I missed a couple of days running although I'm still current with the training schedule (Run 9:00, Walk 2:00, Repeat, Run 8:00). I noticed that my lungs and heart didn't suffer from missing those days, but my legs did. They just felt more tired. I'm not very good at multitasking and changing gears is really hard for me. As I'm immersed in one thing - mainly gardening, at the moment - I find it difficult to stop doing that and do whatever else needs doing. Like running. I do it, but mentally, I'm somewhere else.

The training group is going to run a 5K on May 17th - the Warbird Brewing Company 5K. Our daughter Jenna's wedding is that day. I don't think she'd be too happy with me if I tried to squeeze the 5K in. But I do hate missing running with the group.
117.5

Sunday, May 4, 2008

Top Ten Reasons Not To Run Today


10. It's too windy.

9. I'm too busy.
8. I'm too tired.
7. Missing one day won't hurt.
6. I've got a headache.
5. It's too cold.
4. It's too hot.
3. My legs hurt.
2. I can do it tomorrow.

And the number one reason not to run today: I just don't want to.

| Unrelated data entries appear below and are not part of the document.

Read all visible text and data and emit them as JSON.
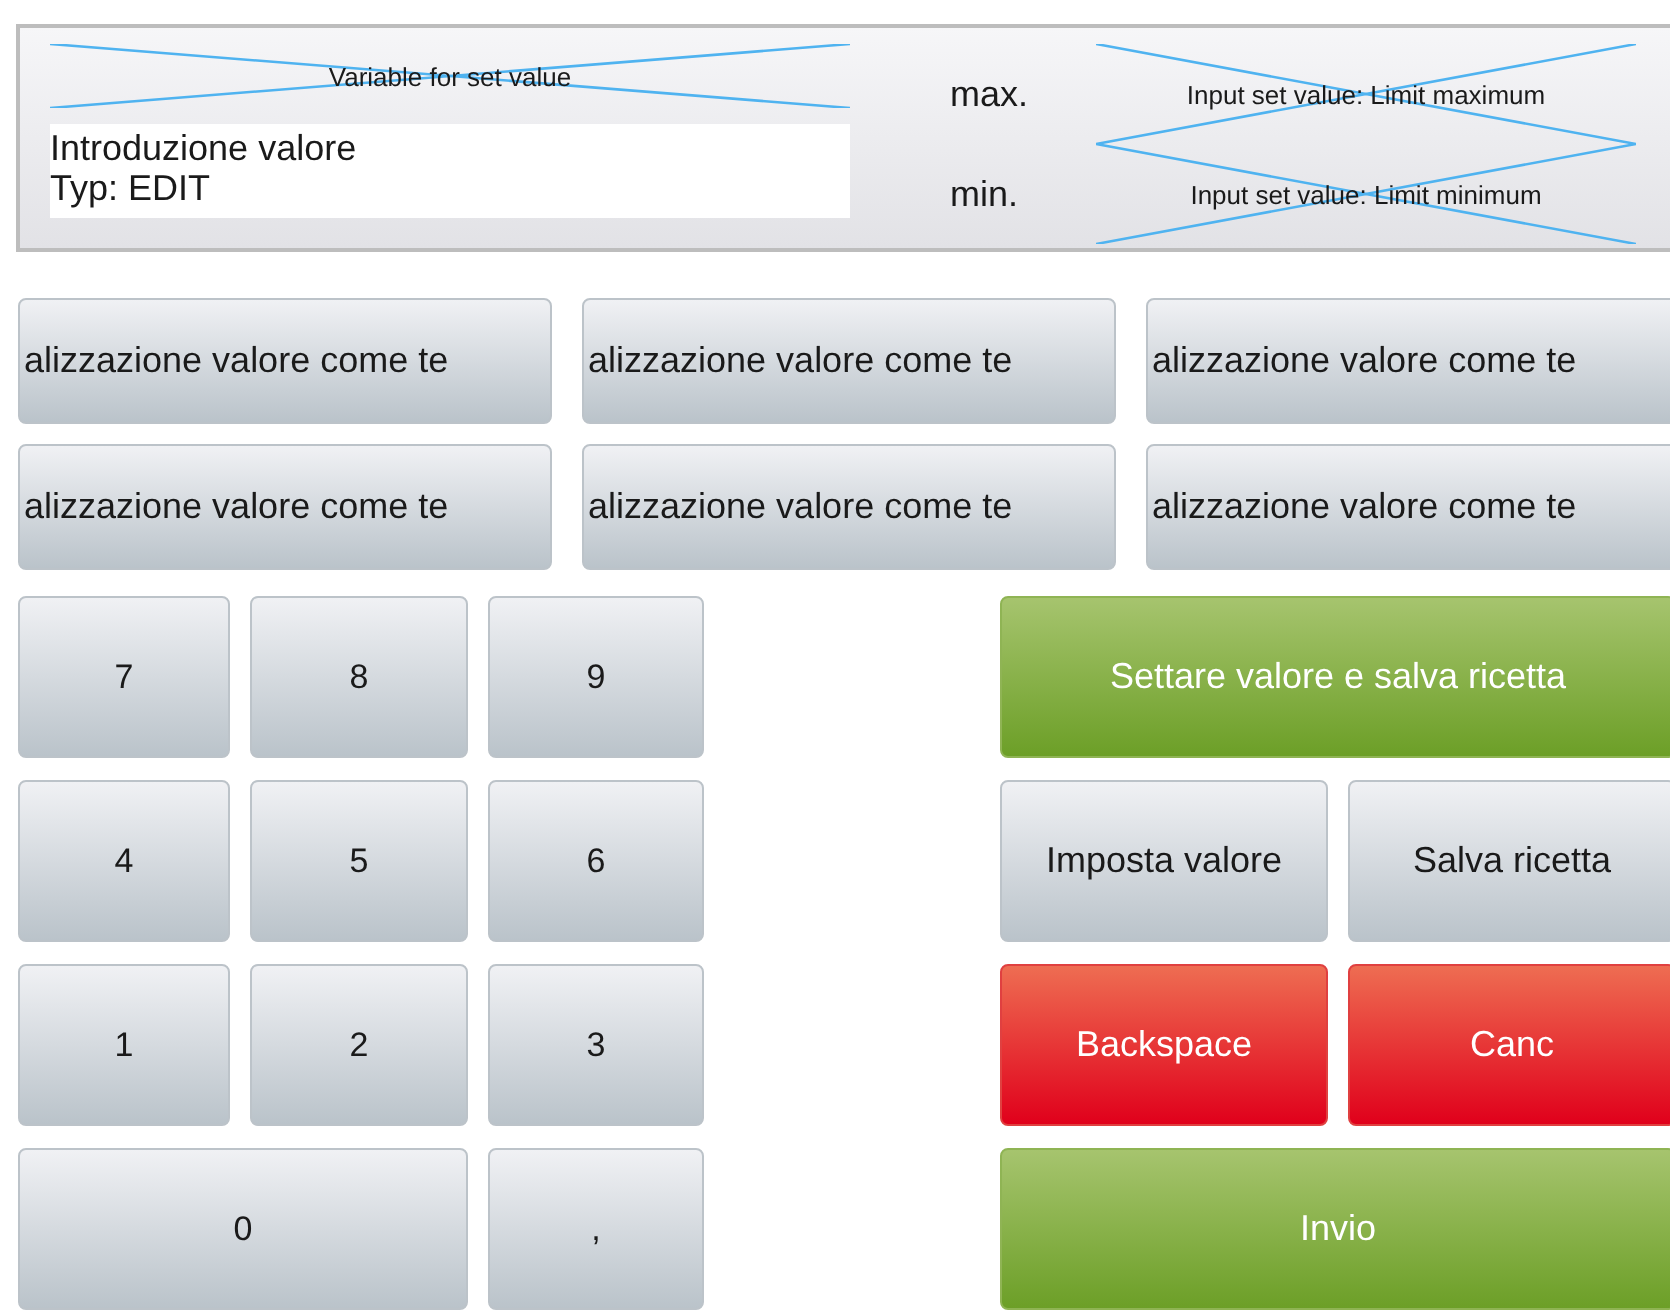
{
  "header": {
    "variable_label": "Variable for set value",
    "input_field": {
      "lines": [
        "Introduzione valore",
        "Typ: EDIT"
      ]
    },
    "limits": [
      {
        "label": "max.",
        "value": "Input set value: Limit maximum"
      },
      {
        "label": "min.",
        "value": "Input set value: Limit minimum"
      }
    ]
  },
  "text_buttons": [
    "alizzazione valore come te",
    "alizzazione valore come te",
    "alizzazione valore come te",
    "alizzazione valore come te",
    "alizzazione valore come te",
    "alizzazione valore come te"
  ],
  "keypad": [
    {
      "label": "7",
      "wide": false
    },
    {
      "label": "8",
      "wide": false
    },
    {
      "label": "9",
      "wide": false
    },
    {
      "label": "4",
      "wide": false
    },
    {
      "label": "5",
      "wide": false
    },
    {
      "label": "6",
      "wide": false
    },
    {
      "label": "1",
      "wide": false
    },
    {
      "label": "2",
      "wide": false
    },
    {
      "label": "3",
      "wide": false
    },
    {
      "label": "0",
      "wide": true
    },
    {
      "label": ",",
      "wide": false
    }
  ],
  "actions": [
    {
      "label": "Settare valore e salva ricetta",
      "kind": "confirm",
      "wide": true
    },
    {
      "label": "Imposta valore",
      "kind": "neutral",
      "wide": false
    },
    {
      "label": "Salva ricetta",
      "kind": "neutral",
      "wide": false
    },
    {
      "label": "Backspace",
      "kind": "danger",
      "wide": false
    },
    {
      "label": "Canc",
      "kind": "danger",
      "wide": false
    },
    {
      "label": "Invio",
      "kind": "confirm",
      "wide": true
    }
  ]
}
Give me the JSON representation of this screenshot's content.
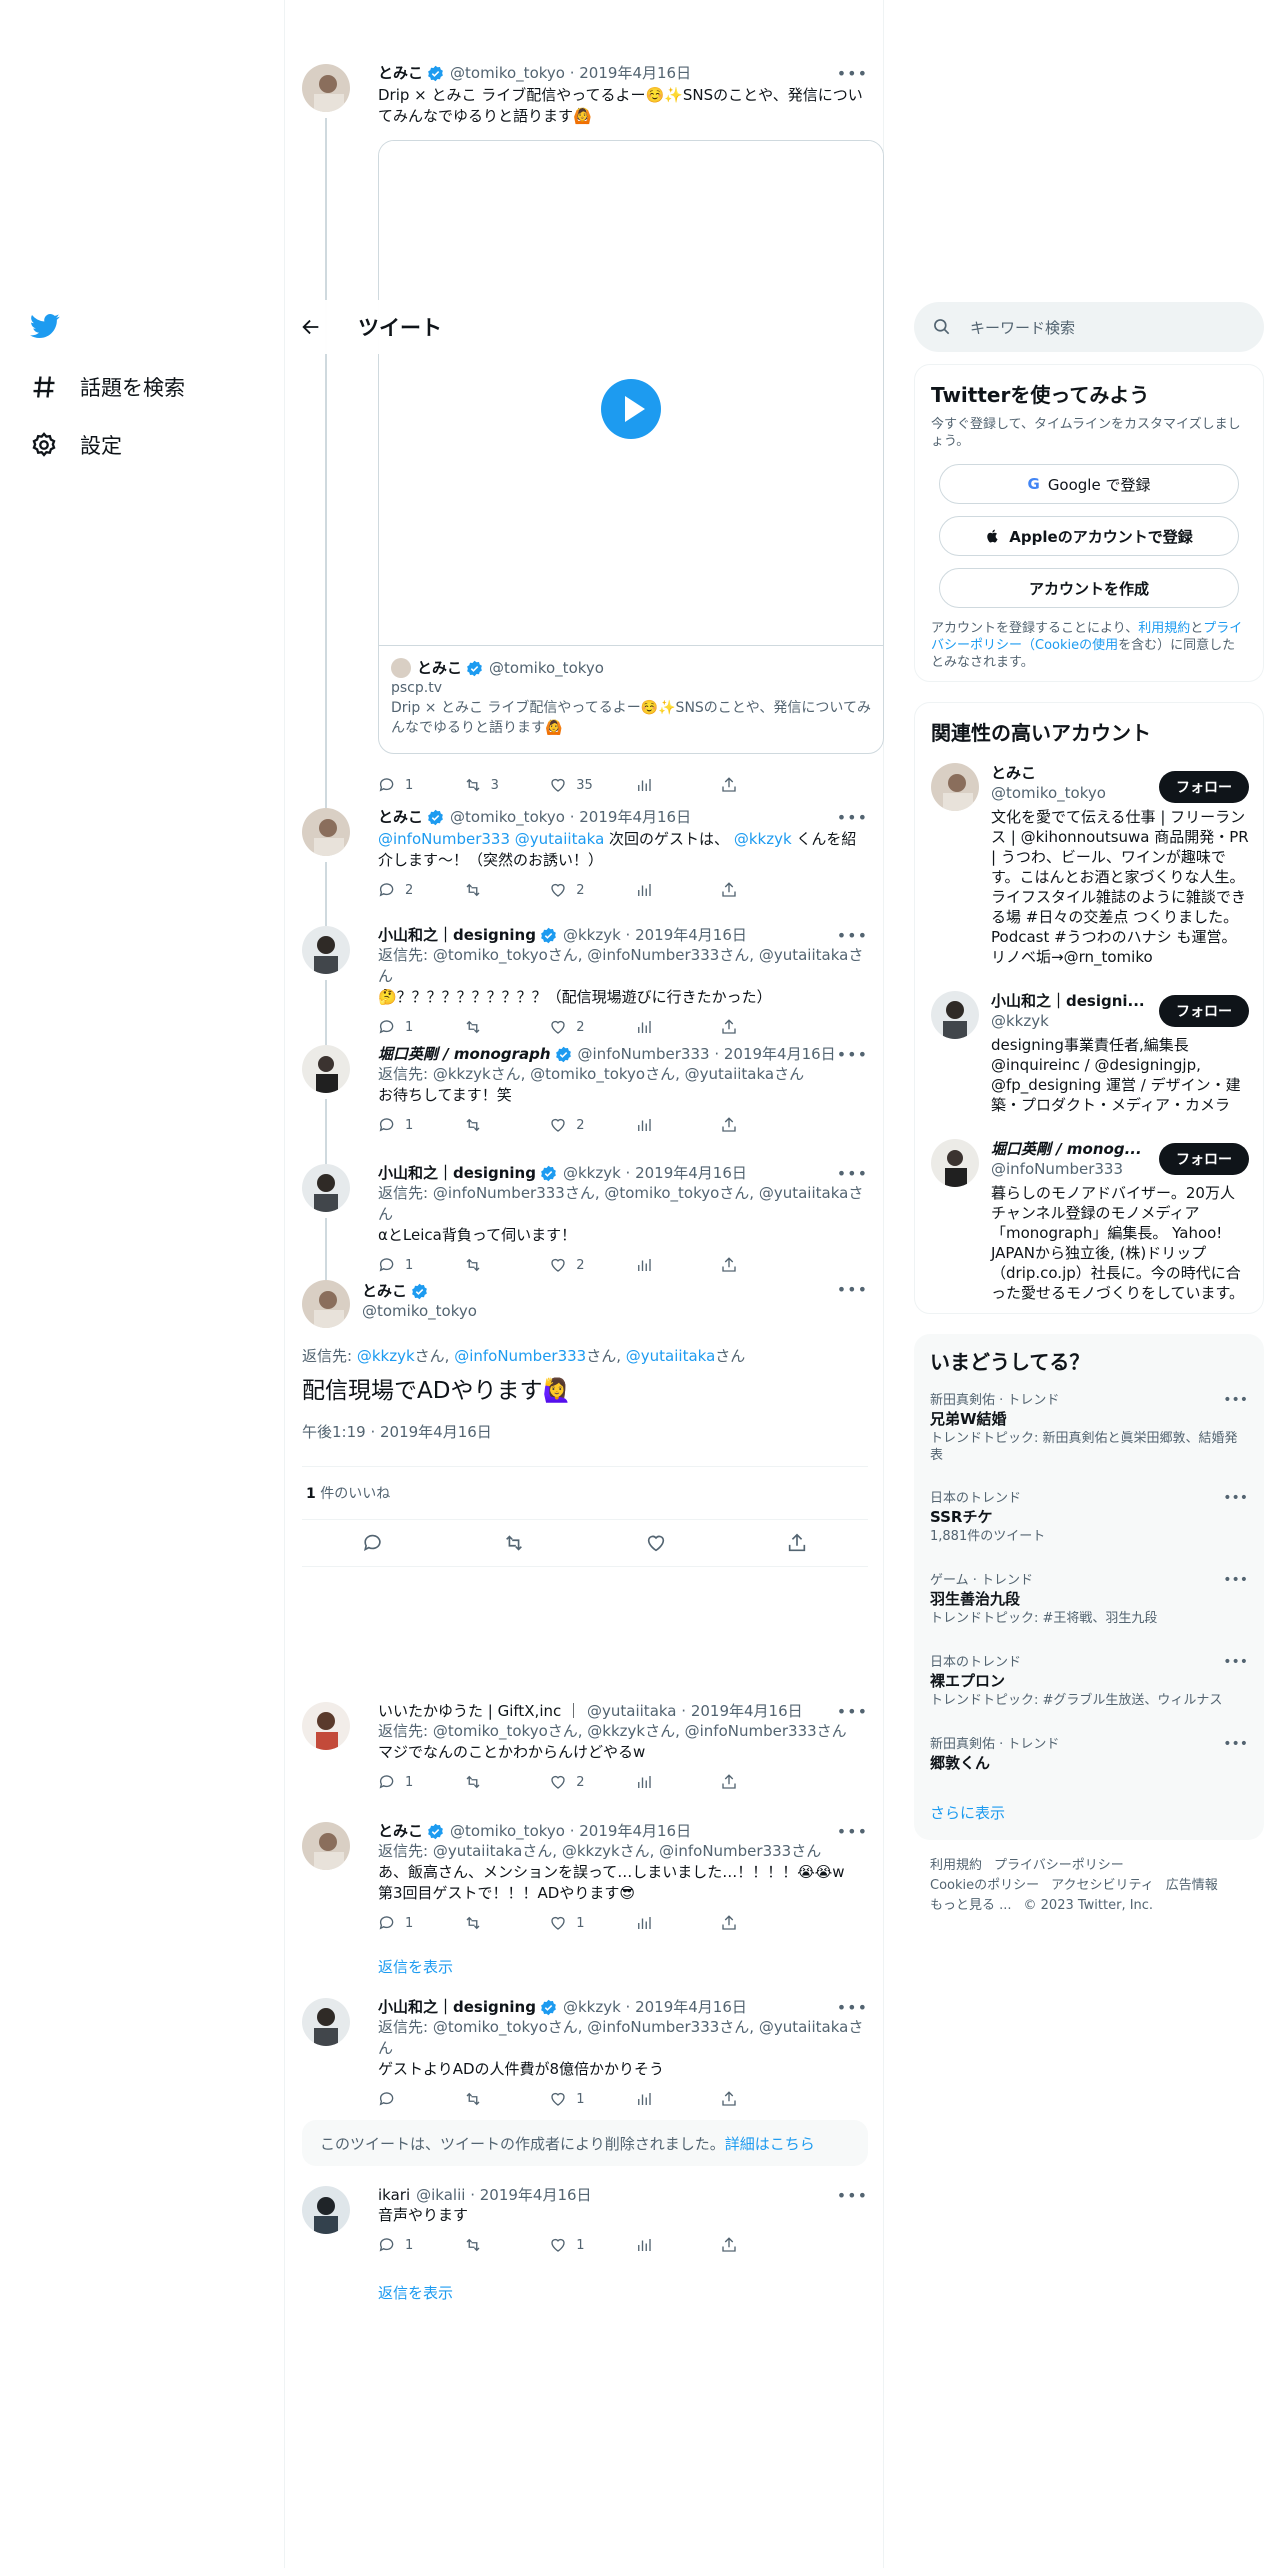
{
  "nav": {
    "search_label": "話題を検索",
    "settings_label": "設定"
  },
  "header": {
    "title": "ツイート"
  },
  "tweets": [
    {
      "name": "とみこ",
      "handle": "@tomiko_tokyo",
      "date": "2019年4月16日",
      "reply_to": "",
      "text": "Drip × とみこ ライブ配信やってるよー☺️✨SNSのことや、発信についてみんなでゆるりと語ります🙆",
      "replies": "1",
      "retweets": "3",
      "likes": "35"
    },
    {
      "name": "とみこ",
      "handle": "@tomiko_tokyo",
      "date": "2019年4月16日",
      "reply_to": "",
      "text_mentions": "@infoNumber333 @yutaiitaka",
      "text": " 次回のゲストは、 ",
      "text_mention2": "@kkzyk",
      "text_tail": " くんを紹介します〜！（突然のお誘い！）",
      "replies": "2",
      "retweets": "",
      "likes": "2"
    },
    {
      "name": "小山和之｜designing",
      "handle": "@kkzyk",
      "date": "2019年4月16日",
      "reply_to": "返信先: @tomiko_tokyoさん, @infoNumber333さん, @yutaiitakaさん",
      "text": "🤔？？？？？？？？？？（配信現場遊びに行きたかった）",
      "replies": "1",
      "retweets": "",
      "likes": "2"
    },
    {
      "name": "堀口英剛 / monograph",
      "handle": "@infoNumber333",
      "date": "2019年4月16日",
      "reply_to": "返信先: @kkzykさん, @tomiko_tokyoさん, @yutaiitakaさん",
      "text": "お待ちしてます！笑",
      "replies": "1",
      "retweets": "",
      "likes": "2"
    },
    {
      "name": "小山和之｜designing",
      "handle": "@kkzyk",
      "date": "2019年4月16日",
      "reply_to": "返信先: @infoNumber333さん, @tomiko_tokyoさん, @yutaiitakaさん",
      "text": "αとLeica背負って伺います！",
      "replies": "1",
      "retweets": "",
      "likes": "2"
    }
  ],
  "card": {
    "name": "とみこ",
    "handle": "@tomiko_tokyo",
    "domain": "pscp.tv",
    "text": "Drip × とみこ ライブ配信やってるよー☺️✨SNSのことや、発信についてみんなでゆるりと語ります🙆"
  },
  "focus": {
    "name": "とみこ",
    "handle": "@tomiko_tokyo",
    "reply_label": "返信先: ",
    "reply_users": "@kkzyk",
    "reply_users2": "@infoNumber333",
    "reply_users3": "@yutaiitaka",
    "san": "さん",
    "sep": ", ",
    "text": "配信現場でADやります🙋‍♀️",
    "time": "午後1:19 · 2019年4月16日",
    "likes_count": "1",
    "likes_label": " 件のいいね"
  },
  "replies": [
    {
      "name": "いいたかゆうた | GiftX,inc ｜",
      "handle": "@yutaiitaka",
      "date": "2019年4月16日",
      "reply_to": "返信先: @tomiko_tokyoさん, @kkzykさん, @infoNumber333さん",
      "text": "マジでなんのことかわからんけどやるw",
      "replies": "1",
      "retweets": "",
      "likes": "2"
    },
    {
      "name": "とみこ",
      "handle": "@tomiko_tokyo",
      "date": "2019年4月16日",
      "reply_to": "返信先: @yutaiitakaさん, @kkzykさん, @infoNumber333さん",
      "text": "あ、飯高さん、メンションを誤って…しまいました…！！！！😭😭w\n第3回目ゲストで！！！ADやります😎",
      "replies": "1",
      "retweets": "",
      "likes": "1"
    },
    {
      "name": "小山和之｜designing",
      "handle": "@kkzyk",
      "date": "2019年4月16日",
      "reply_to": "返信先: @tomiko_tokyoさん, @infoNumber333さん, @yutaiitakaさん",
      "text": "ゲストよりADの人件費が8億倍かかりそう",
      "replies": "",
      "retweets": "",
      "likes": "1"
    },
    {
      "name": "ikari",
      "handle": "@ikalii",
      "date": "2019年4月16日",
      "reply_to": "",
      "text": "音声やります",
      "replies": "1",
      "retweets": "",
      "likes": "1"
    }
  ],
  "show_replies": "返信を表示",
  "deleted": {
    "text": "このツイートは、ツイートの作成者により削除されました。",
    "link": "詳細はこちら"
  },
  "right": {
    "search_placeholder": "キーワード検索",
    "signup": {
      "title": "Twitterを使ってみよう",
      "desc": "今すぐ登録して、タイムラインをカスタマイズしましょう。",
      "google": "Google で登録",
      "apple": "Appleのアカウントで登録",
      "create": "アカウントを作成",
      "legal_pre": "アカウントを登録することにより、",
      "legal_terms": "利用規約",
      "legal_and": "と",
      "legal_privacy": "プライバシーポリシー",
      "legal_cookie": "（Cookieの使用",
      "legal_post": "を含む）に同意したとみなされます。"
    },
    "related": {
      "title": "関連性の高いアカウント",
      "follow": "フォロー",
      "accounts": [
        {
          "name": "とみこ",
          "handle": "@tomiko_tokyo",
          "bio": "文化を愛でて伝える仕事 | フリーランス | @kihonnoutsuwa 商品開発・PR | うつわ、ビール、ワインが趣味です。こはんとお酒と家づくりな人生。ライフスタイル雑誌のように雑談できる場 #日々の交差点 つくりました。Podcast #うつわのハナシ も運営。リノベ垢→@rn_tomiko"
        },
        {
          "name": "小山和之｜designi...",
          "handle": "@kkzyk",
          "bio": "designing事業責任者,編集長 @inquireinc / @designingjp, @fp_designing 運営 / デザイン・建築・プロダクト・メディア・カメラ"
        },
        {
          "name": "堀口英剛 / monog...",
          "handle": "@infoNumber333",
          "bio": "暮らしのモノアドバイザー。20万人チャンネル登録のモノメディア「monograph」編集長。 Yahoo! JAPANから独立後, (株)ドリップ（drip.co.jp）社長に。今の時代に合った愛せるモノづくりをしています。"
        }
      ]
    },
    "trends": {
      "title": "いまどうしてる？",
      "items": [
        {
          "cat": "新田真剣佑 · トレンド",
          "name": "兄弟W結婚",
          "sub": "トレンドトピック: 新田真剣佑と眞栄田郷敦、結婚発表"
        },
        {
          "cat": "日本のトレンド",
          "name": "SSRチケ",
          "sub": "1,881件のツイート"
        },
        {
          "cat": "ゲーム · トレンド",
          "name": "羽生善治九段",
          "sub": "トレンドトピック: #王将戦、羽生九段"
        },
        {
          "cat": "日本のトレンド",
          "name": "裸エプロン",
          "sub": "トレンドトピック: #グラブル生放送、ウィルナス"
        },
        {
          "cat": "新田真剣佑 · トレンド",
          "name": "郷敦くん",
          "sub": ""
        }
      ],
      "more": "さらに表示"
    },
    "footer": {
      "terms": "利用規約",
      "privacy": "プライバシーポリシー",
      "cookie": "Cookieのポリシー",
      "access": "アクセシビリティ",
      "ads": "広告情報",
      "more": "もっと見る ...",
      "copy": "© 2023 Twitter, Inc."
    }
  }
}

For some reason, I'm having a real mental battle with myself. I want to do this, but I don't want to do this. Whether I'm running on the treadmill or out on the road, I'm having to fight for every minute to keep going. We talked about this with Jamey last Thursday and he tells us it's normal. He also said as we set larger goals for ourselves, it will continue to be difficult. Anything worth working for isn't easy.

I love how much more physically fit I am. My abdominal muscles are hard as a rock when I tense them up. It's been a very long time since they were like that. My leg muscles aren't as flabby as they once were either. And the fact that I don't get all that winded when running (like I used to) tells me my cardio-pulmonary health has improved, too.

So, regardless of all those reasons not to run, there are much better ones telling me to keep it up.